Le juge des référés a considéré que la liberté de choisir son vaccin était insusceptible de se rattacher aux libertés fondamentales que sont le droit à la vie et le droit à la protection de la santé dès lors que la vaccination n’a pas de caractère obligatoire et que l’ensemble des vaccins disponibles font l’objet d’une administration indifférenciée aux publics ciblés :


"Toutefois, la liberté de choisir les vaccins est insusceptible de se rattacher aux libertés fondamentales que sont le droit à la vie et le droit à la protection de la santé dès lors, d’une part, que si la vaccination est encouragée par les autorités sanitaires, elle ne présente aucun caractère obligatoire et M. C... n’allègue pas qu’il serait exposé à un risque particulier de contamination, que, d’autre part, il ne résulte pas de l’instruction que le vaccin AstraZeneca présenterait une efficacité moindre que le vaccin Pfizer-BioNTech, alors que l’ARS a indiqué à l’audience que ce vaccin présente une efficacité de 72 % après la première injection, de 73% après la seconde injection et permet une prévention des hospitalisations liées à la Covid-19 de 94 %, et enfin que si, ainsi qu’il a été dit au point 7, des publics prioritaires ont été définis pour la vaccination selon leur classe d’âge ou leur état de santé, il ne résulte nullement de l’instruction que la prescription et l’administration des vaccins obéiraient à des critères réservant de façon absolue le vaccin Pfizer-BioNTech aux populations ainsi ciblées et aux professionnels de santé et le vaccin AstraZeneca aux autres publics, alors que l’article 53-1 du décret du 29 octobre 2020 autorise la prescription et l’administration de l’ensemble des vaccins listés aux I et II de l’annexe 4 citée au point 6, par les sages-femmes, les pharmaciens d’officine et de pharmacies mutualistes, les infirmiers, les chirurgiens-dentistes ainsi que dans les centres de vaccination.
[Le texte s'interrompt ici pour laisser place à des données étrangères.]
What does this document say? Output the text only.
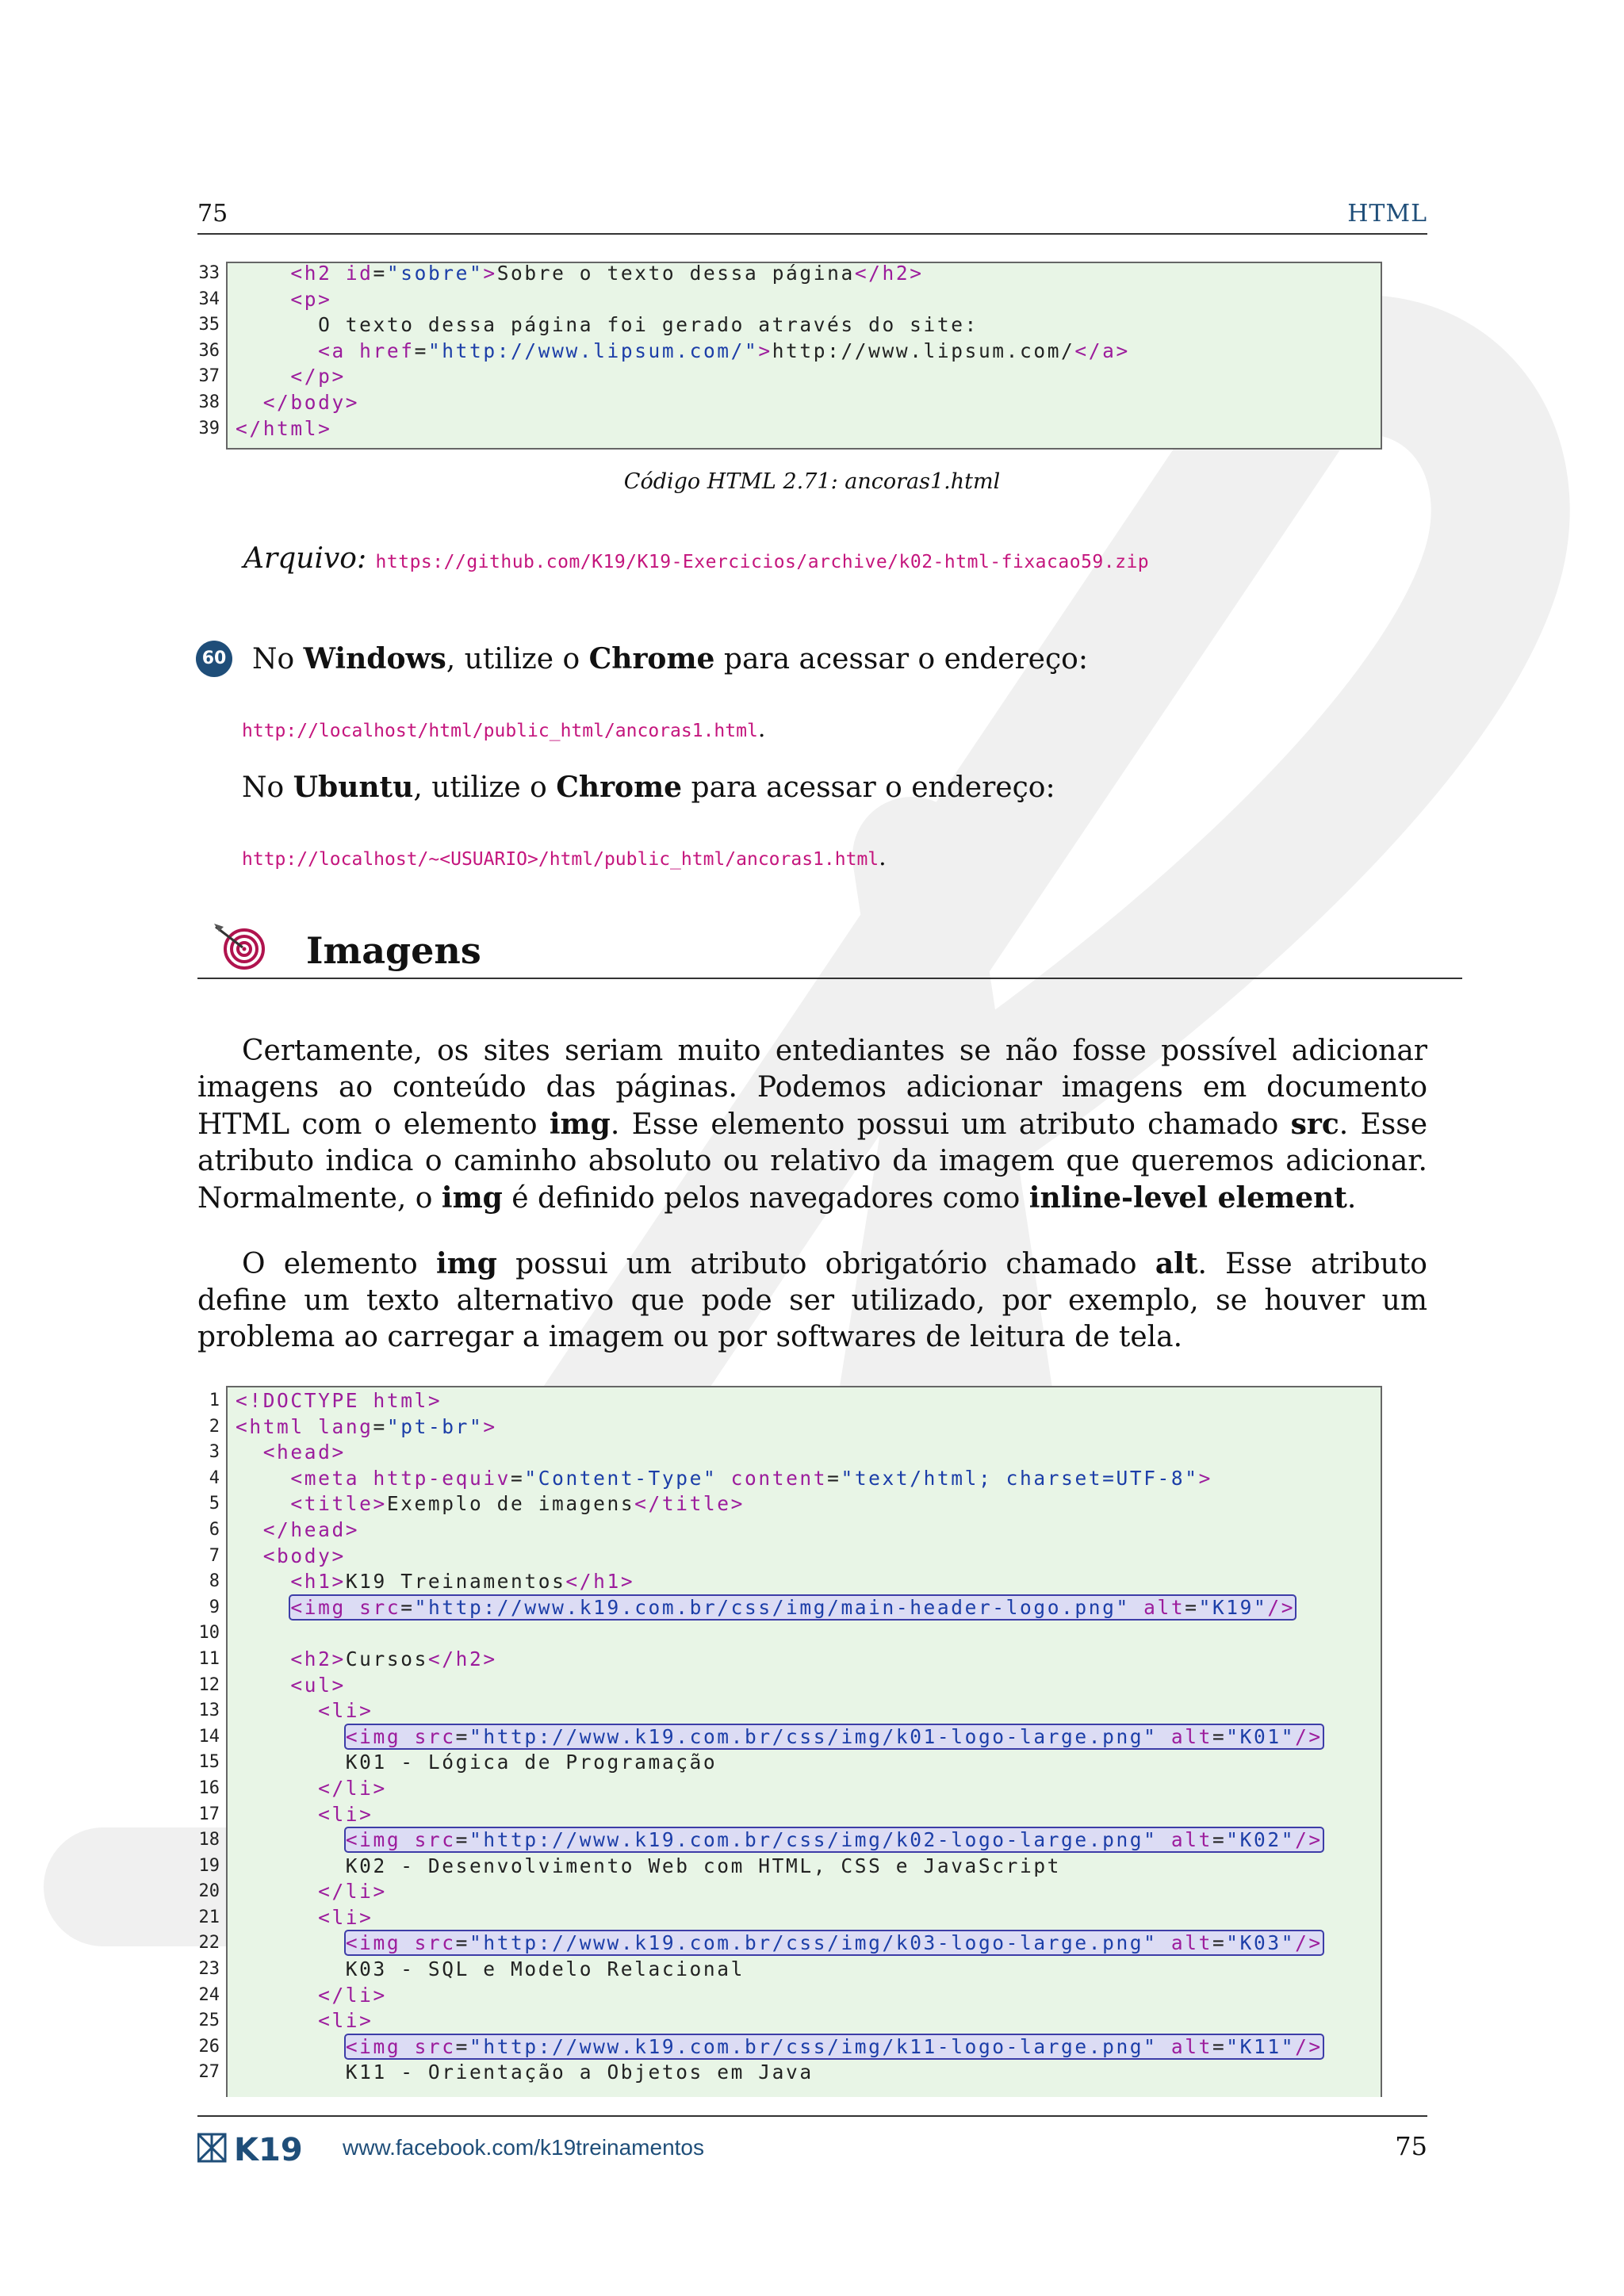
75	HTML
33	<h2 id="sobre">Sobre o texto dessa página</h2>
34	<p>
35 O texto dessa página foi gerado através do site:
36	<a href="http://www.lipsum.com/">http://www.lipsum.com/</a>
37	</p>
38	</body>
39 </html>
Código HTML 2.71: ancoras1.html
Arquivo: https://github.com/K19/K19-Exercicios/archive/k02-html-fixacao59.zip
60 No Windows, utilize o Chrome para acessar o endereço:
http://localhost/html/public_html/ancoras1.html.
No Ubuntu, utilize o Chrome para acessar o endereço:
http://localhost/~<USUARIO>/html/public_html/ancoras1.html.
Imagens

Certamente, os sites seriam muito entediantes se não fosse possível adicionar imagens ao conteúdo das páginas. Podemos adicionar imagens em documento HTML com o elemento img. Esse elemento possui um atributo chamado src. Esse atributo indica o caminho absoluto ou relativo da imagem que queremos adicionar. Normalmente, o img é definido pelos navegadores como inline-level element.

O elemento img possui um atributo obrigatório chamado alt. Esse atributo define um texto alternativo que pode ser utilizado, por exemplo, se houver um problema ao carregar a imagem ou por softwares de leitura de tela.

1 <!DOCTYPE html>
2 <html lang="pt-br">
3	<head>
4	<meta http-equiv="Content-Type" content="text/html; charset=UTF-8">
5	<title>Exemplo de imagens</title>
6	</head>
7	<body>
8	<h1>K19 Treinamentos</h1>
9	<img src="http://www.k19.com.br/css/img/main-header-logo.png" alt="K19"/>
10
11	<h2>Cursos</h2>
12	<ul>
13	<li>
14	<img src="http://www.k19.com.br/css/img/k01-logo-large.png" alt="K01"/>
15 K01 - Lógica de Programação
16	</li>
17	<li>
18	<img src="http://www.k19.com.br/css/img/k02-logo-large.png" alt="K02"/>
19 K02 - Desenvolvimento Web com HTML, CSS e JavaScript
20	</li>
21	<li>
22	<img src="http://www.k19.com.br/css/img/k03-logo-large.png" alt="K03"/>
23 K03 - SQL e Modelo Relacional
24	</li>
25	<li>
26	<img src="http://www.k19.com.br/css/img/k11-logo-large.png" alt="K11"/>
27 K11 - Orientação a Objetos em Java
K19 www.facebook.com/k19treinamentos	75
A cet égard, il a été rappelé à l’audience que la campagne de vaccination a démarré en décembre 2020 avec le vaccin Pfizer-BioNTech, seul vaccin alors disponible en France avant le déploiement des trois autres vaccins, dont l’AstraZeneca à compter du 29 janvier 2021 dont les modes de conservation sont moins complexes que ceux du vaccin Pfizer-BioNTech et de nature à diversifier les professionnels autorisés à l’administrer, que cette campagne de vaccination se poursuit mais reste tributaire des approvisionnements et qu’il est prévu d’approvisionner les centres de vaccination, progressivement mis en place et ouverts à une population élargie au fil des étapes du calendrier de vaccination prévu, de l’ensemble des vaccins autorisés, dont aussi le vaccin Pfizer-BioNTech "

Par conséquent, le tribunal administratif a rejeté la requête tendant à donner aux personnes éligibles à la vaccination la possibilité de choisir le vaccin à injecter.